Tips about how to keep children safe wherever they may be, including in the car, at the beach or pool, during hot weather and holidays, and at play..
Building water confidence
Each year too many children around the state die from drowning. Children should never be left unsupervised while playing in and around water, even if they know how to swim. This is especially true for children under the age of 5.
"Water awareness" is a term that covers a range of strategies that will help ensure your child stays safe. This includes water familiarisation, checking for and removing water hazards, setting rules around water and discussing water safety with your child. A water hazard could include a fish pond, kiddies pool or even a bucket left full of water.
Many public swimming pools and aquatic centres offer water familiarisation classes and water survival techniques. It's a good idea for all children to learn these techniques.
At home you can use bath time to develop water awareness by letting your baby or child feel, experience and play with water.
Swimming pools provide hours of fun for the whole family so long as a few simple safety rules are followed:
- children should never be left unsupervised and children under 5 should always have an adult swimming within arm’s reach of them
- nominate a designated ‘child supervisor’ during parties or large gatherings to make sure children are supervised at all times
- have some rules about locking gates, waiting for a grown up, no running or diving and no rough play
- make sure the pool fencing and gate meet safety standards. This includes having a self closing gate
- learn CPR or update CPR skills annually and make sure young children learn to swim. Water confidence prevents drownings
- always make sure the pool gate is firmly shut.
The Swimming Pools Act 1992 requires swimming pools to be surrounded on all sides by a fence and also to have a child-resistant gate, which should be kept closed at all times. The Act defines a swimming pool as any excavation, structure or vessel that is capable of being filled with water to a depth greater than 30 centimetres. This includes spa baths and portable/inflatable pools.

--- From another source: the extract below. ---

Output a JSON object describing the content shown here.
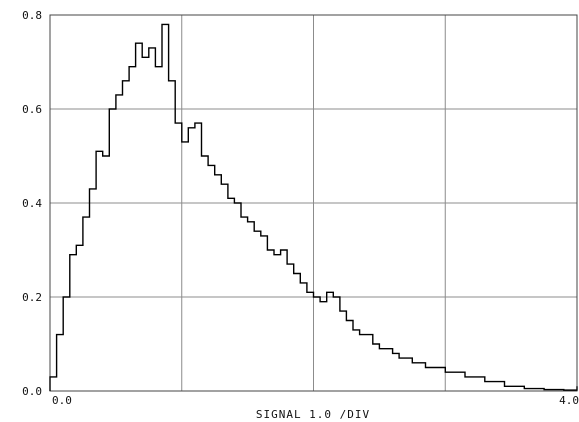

Pool owners are required by law to conduct a self-assessment of the safety of their pool and to register their pool with the NSW Swimming Pool Register. In addition, a pool compliance certificate must be obtained from the local council. This is valid for 3 years.
Water safety at home
Young children can drown in very small amounts of water so don’t leave water in eskies, buckets, baths or toddler pools.
Know where your child is and keep doors and gates locked if there are water tanks, drains, fish ponds or fountains where you live.
Never leave children under 5 years of age or children of any age that have a disability alone in the bath or in the supervision of older children.
Stay safe at the beach
If you live near the beach, or are visiting the beach on holidays, make sure you follow these safety tips from Surf Life Saving Australia:
- Find the flags and swim between them – they mark the safest place to swim at the beach
- Look at the safety signs – they help you identify potential dangers and daily conditions at the beach
- Ask a lifesaver for advice – surf conditions can change quickly, so always check before you or your children enter the water
- Get a friend to swim with you – you should never swim alone and you should always supervise your children whenever they are in or near the water
- Stick your hand up for help – if you get into trouble in the water, stay calm and raise your arm to signal for assistance. Don’t try to swim against a current or rip, but float with it.
Did you know 5 to 6 children drown each year in farm dams and other bodies of water? Most of these children are aged below 5, and one third are visitors to the farm.
Having a securely fenced house yard or a designated safe play area with child resistant gates and latches is the best way to prevent farm tragedies. This will help stop unsupervised access to farm hazards, such as dams and other dangers.
If children are going to swim in dams, creeks, rivers or lakes, make sure an adult is always supervising them, just like with a pool.
It's important to familiarise yourself with any of these waterways because, unlike the pool, conditions are very changeable.
The murkiness of natural waterways also means that once submerged, a child can be out of sight immediately. Always supervise children from within an ‘arms length’ of where they are swimming or playing in the water.